While Jason was able to count his blessings that day, not everyone manages to escape the barrel of a gun. Having seen his friend shot and killed in front of his mom’s house, the singer is keen not to sensationalise or romanticise gang culture.
“This shit is not cool,” he states firmly. “There’s a really big misunderstanding of what it’s like to be around violence. I’m not any cooler because someone pulled a gun on me. It’s this weird, twisted perversion of our environment and I do not wish to perpetuate it at all.”

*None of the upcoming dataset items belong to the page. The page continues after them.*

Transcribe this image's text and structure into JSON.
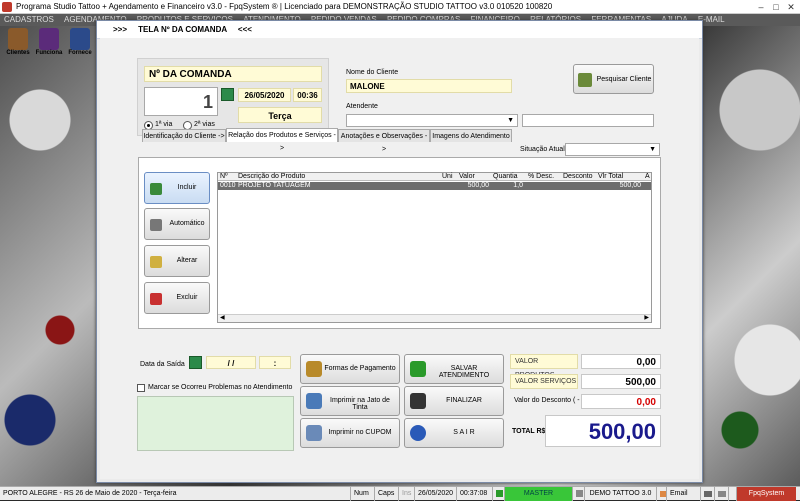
{
  "window": {
    "title": "Programa Studio Tattoo + Agendamento e Financeiro v3.0 - FpqSystem ® | Licenciado para  DEMONSTRAÇÃO STUDIO TATTOO v3.0 010520 100820"
  },
  "menu": [
    "CADASTROS",
    "AGENDAMENTO",
    "PRODUTOS E SERVIÇOS",
    "ATENDIMENTO",
    "PEDIDO VENDAS",
    "PEDIDO COMPRAS",
    "FINANCEIRO",
    "RELATÓRIOS",
    "FERRAMENTAS",
    "AJUDA",
    "E-MAIL"
  ],
  "toolbar": [
    {
      "label": "Clientes",
      "icon": "clients-icon",
      "color": "#8a5a2b"
    },
    {
      "label": "Funciona",
      "icon": "employees-icon",
      "color": "#5b2b7a"
    },
    {
      "label": "Fornece",
      "icon": "supplier-icon",
      "color": "#2b4a8a"
    }
  ],
  "dialog": {
    "title": ">>>     TELA Nº DA COMANDA     <<<"
  },
  "comanda": {
    "header": "Nº DA COMANDA",
    "number": "1",
    "date": "26/05/2020",
    "time": "00:36",
    "weekday": "Terça",
    "via1": "1ª via",
    "via2": "2ª vias"
  },
  "client": {
    "label": "Nome do Cliente",
    "name": "MALONE",
    "search_button": "Pesquisar Cliente",
    "attendant_label": "Atendente",
    "attendant_value": "",
    "extra_value": ""
  },
  "tabs": [
    "Identificação do Cliente ->",
    "Relação dos Produtos e Serviços ->",
    "Anotações e Observações ->",
    "Imagens do Atendimento"
  ],
  "situation": {
    "label": "Situação Atual",
    "value": ""
  },
  "side_buttons": [
    "Incluir",
    "Automático",
    "Alterar",
    "Excluir"
  ],
  "grid": {
    "columns": [
      "Nº",
      "Descrição do Produto",
      "Uni",
      "Valor",
      "Quantia",
      "% Desc.",
      "Desconto",
      "Vlr Total",
      "A"
    ],
    "rows": [
      {
        "num": "0010",
        "desc": "PROJETO TATUAGEM",
        "uni": "",
        "valor": "500,00",
        "quantia": "1,0",
        "pdesc": "",
        "desconto": "",
        "total": "500,00"
      }
    ]
  },
  "exit": {
    "label": "Data da Saída",
    "date": "/ /",
    "time": ":"
  },
  "problem_check": "Marcar se Ocorreu Problemas no Atendimento",
  "actions": [
    {
      "label": "Formas de Pagamento",
      "icon": "coins-icon"
    },
    {
      "label": "SALVAR  ATENDIMENTO",
      "icon": "check-icon"
    },
    {
      "label": "Imprimir na Jato de Tinta",
      "icon": "printer-icon"
    },
    {
      "label": "FINALIZAR",
      "icon": "finalize-icon"
    },
    {
      "label": "Imprimir no CUPOM",
      "icon": "receipt-printer-icon"
    },
    {
      "label": "S A I R",
      "icon": "exit-icon"
    }
  ],
  "totals": {
    "produtos_label": "VALOR PRODUTOS",
    "produtos": "0,00",
    "servicos_label": "VALOR SERVIÇOS",
    "servicos": "500,00",
    "desconto_label": "Valor do Desconto ( - )",
    "desconto": "0,00",
    "total_label": "TOTAL R$",
    "total": "500,00",
    "discount_color": "#d40000",
    "total_color": "#1a1a8c"
  },
  "status": {
    "location": "PORTO ALEGRE - RS 26 de Maio de 2020 - Terça-feira",
    "num": "Num",
    "caps": "Caps",
    "ins": "Ins",
    "date": "26/05/2020",
    "time": "00:37:08",
    "master": "MASTER",
    "demo": "DEMO TATTOO 3.0",
    "email": "Email",
    "brand": "FpqSystem"
  }
}
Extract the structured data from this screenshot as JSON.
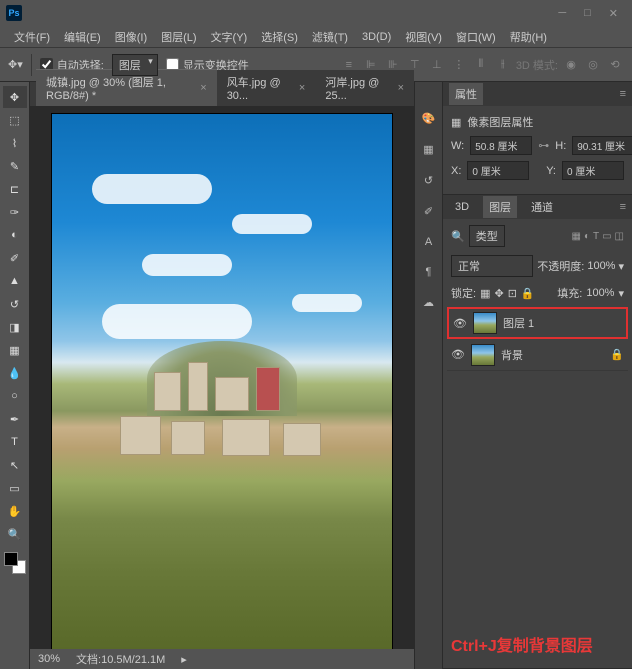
{
  "menus": [
    "文件(F)",
    "编辑(E)",
    "图像(I)",
    "图层(L)",
    "文字(Y)",
    "选择(S)",
    "滤镜(T)",
    "3D(D)",
    "视图(V)",
    "窗口(W)",
    "帮助(H)"
  ],
  "optbar": {
    "auto_select": "自动选择:",
    "target": "图层",
    "show_transform": "显示变换控件",
    "mode_3d": "3D 模式:"
  },
  "tabs": [
    {
      "label": "城镇.jpg @ 30% (图层 1, RGB/8#) *",
      "active": true
    },
    {
      "label": "风车.jpg @ 30...",
      "active": false
    },
    {
      "label": "河岸.jpg @ 25...",
      "active": false
    }
  ],
  "status": {
    "zoom": "30%",
    "doc": "文档:10.5M/21.1M"
  },
  "properties": {
    "tab": "属性",
    "title": "像素图层属性",
    "w_label": "W:",
    "w": "50.8 厘米",
    "h_label": "H:",
    "h": "90.31 厘米",
    "x_label": "X:",
    "x": "0 厘米",
    "y_label": "Y:",
    "y": "0 厘米"
  },
  "layers_panel": {
    "tabs": [
      "3D",
      "图层",
      "通道"
    ],
    "kind": "类型",
    "blend": "正常",
    "opacity_label": "不透明度:",
    "opacity": "100%",
    "lock_label": "锁定:",
    "fill_label": "填充:",
    "fill": "100%",
    "layers": [
      {
        "name": "图层 1",
        "selected": true,
        "locked": false
      },
      {
        "name": "背景",
        "selected": false,
        "locked": true
      }
    ]
  },
  "annotation": "Ctrl+J复制背景图层"
}
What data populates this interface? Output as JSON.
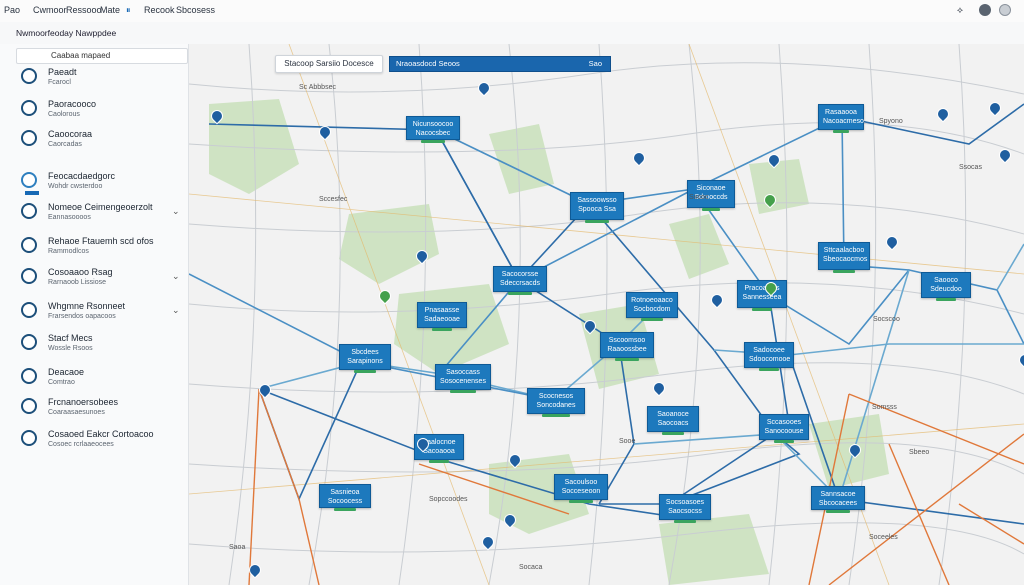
{
  "topbar": {
    "items": [
      "Pao",
      "Cwmoor",
      "Ressooo",
      "Mate",
      "Recook",
      "Sbcosess"
    ],
    "right_icons": [
      "settings-icon",
      "globe-icon",
      "avatar-icon"
    ]
  },
  "subheader": {
    "title": "Nwmoorfeoday Nawppdee"
  },
  "sidebar": {
    "search_text": "Caabaa mapaed",
    "items": [
      {
        "title": "Paeadt",
        "sub": "Fcarocl",
        "icon": "layer-icon",
        "chev": ""
      },
      {
        "title": "Paoracooco",
        "sub": "Caolorous",
        "icon": "cloud-icon",
        "chev": ""
      },
      {
        "title": "Caoocoraa",
        "sub": "Caorcadas",
        "icon": "cloud-icon",
        "chev": ""
      },
      {
        "title": "Feocacdaedgorc",
        "sub": "Wohdr cwsterdoo",
        "icon": "route-icon",
        "chev": ""
      },
      {
        "title": "Nomeoe Ceimengeoerzolt",
        "sub": "Eannasoooos",
        "icon": "target-icon",
        "chev": "⌄"
      },
      {
        "title": "Rehaoe Ftauemh scd ofos",
        "sub": "Rammodlcos",
        "icon": "network-icon",
        "chev": ""
      },
      {
        "title": "Cosoaaoo Rsag",
        "sub": "Rarnaoob Lissiose",
        "icon": "node-icon",
        "chev": "⌄"
      },
      {
        "title": "Whgmne Rsonneet",
        "sub": "Frarsendos oapacoos",
        "icon": "node-icon",
        "chev": "⌄"
      },
      {
        "title": "Stacf Mecs",
        "sub": "Wossle Rsoos",
        "icon": "pin-icon",
        "chev": ""
      },
      {
        "title": "Deacaoe",
        "sub": "Comtrao",
        "icon": "node-icon",
        "chev": ""
      },
      {
        "title": "Frcnanoersobees",
        "sub": "Coaraasaesunoes",
        "icon": "node-icon",
        "chev": ""
      },
      {
        "title": "Cosaoed Eakcr Cortoacoo",
        "sub": "Cosoec rcrlaaeocees",
        "icon": "node-icon",
        "chev": ""
      }
    ]
  },
  "map": {
    "search": "Stacoop  Sarsiio Docesce",
    "info_bar": {
      "left": "Nraoasdocd Seoos",
      "right": "Sao"
    },
    "nodes": [
      {
        "l1": "Nicunsoocoo",
        "l2": "Nacocsbec"
      },
      {
        "l1": "Rasaaooa",
        "l2": "Nacoacmeso"
      },
      {
        "l1": "Sassoowsso",
        "l2": "Spooca  Ssa"
      },
      {
        "l1": "Siconaoe",
        "l2": "Sdrooccds"
      },
      {
        "l1": "Sacocorsse",
        "l2": "Sdeccrsacds"
      },
      {
        "l1": "Sttcaalacboo",
        "l2": "Sbeocaocmos"
      },
      {
        "l1": "Pracoaloos",
        "l2": "Sannesseea"
      },
      {
        "l1": "Pnasaasse",
        "l2": "Sadaeooae"
      },
      {
        "l1": "Saooco",
        "l2": "Sdeucdoo"
      },
      {
        "l1": "Rotnoeoaaco",
        "l2": "Socbocdom"
      },
      {
        "l1": "Sscoomsoo",
        "l2": "Raaoossbee"
      },
      {
        "l1": "Sbcdees",
        "l2": "Sarapinons"
      },
      {
        "l1": "Sadocoee",
        "l2": "Sdoocomooe"
      },
      {
        "l1": "Sasoccass",
        "l2": "Sosocenenses"
      },
      {
        "l1": "Scocnesos",
        "l2": "Soncodanes"
      },
      {
        "l1": "Saoanoce",
        "l2": "Saocoacs"
      },
      {
        "l1": "Sccasooes",
        "l2": "Sanocoouse"
      },
      {
        "l1": "Saalocnoe",
        "l2": "Sacoaooa"
      },
      {
        "l1": "Sasnieoa",
        "l2": "Socoocess"
      },
      {
        "l1": "Sacoulsoo",
        "l2": "Socceseoon"
      },
      {
        "l1": "Socsoasoes",
        "l2": "Saocsocss"
      },
      {
        "l1": "Sannsacoe",
        "l2": "Sbcocacees"
      }
    ],
    "places": [
      "Sc Abbbsec",
      "Sccesfec",
      "Spyono",
      "Socscoo",
      "Somsss",
      "Sooe",
      "Sbeeo",
      "Ssocas",
      "Sopccoodes",
      "Socaca",
      "Soceeles",
      "Sococ",
      "Saoa"
    ]
  }
}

Gang violence is rarely reported on with any degree of magnitude in the media. Stabbings and shootings have long been commonplace in areas such as Inglewood, Compton and South Central, yet there has been a lack of coverage from national TV and newspapers. However, in the past two years there has been a noticeable rise in the reporting of white cops killing black people in the street. Cases like Eric Garner, who died as a result of an chokehold applied by an NYPD officer, or 12-year-old Tamir Rice, who was fatally shot for playing with a toy gun in a park in Cleveland. Neither police officerwas indicted for their actions.
“My friend’s brother in Long Beach was shot by a police officer and was said to look like he was reaching for a gun, when in fact he was not armed,” reveals Jason. “He had no gang affiliation, no gang injunction they could place on him. He’s seen the Reaper by the hand of a police officer.”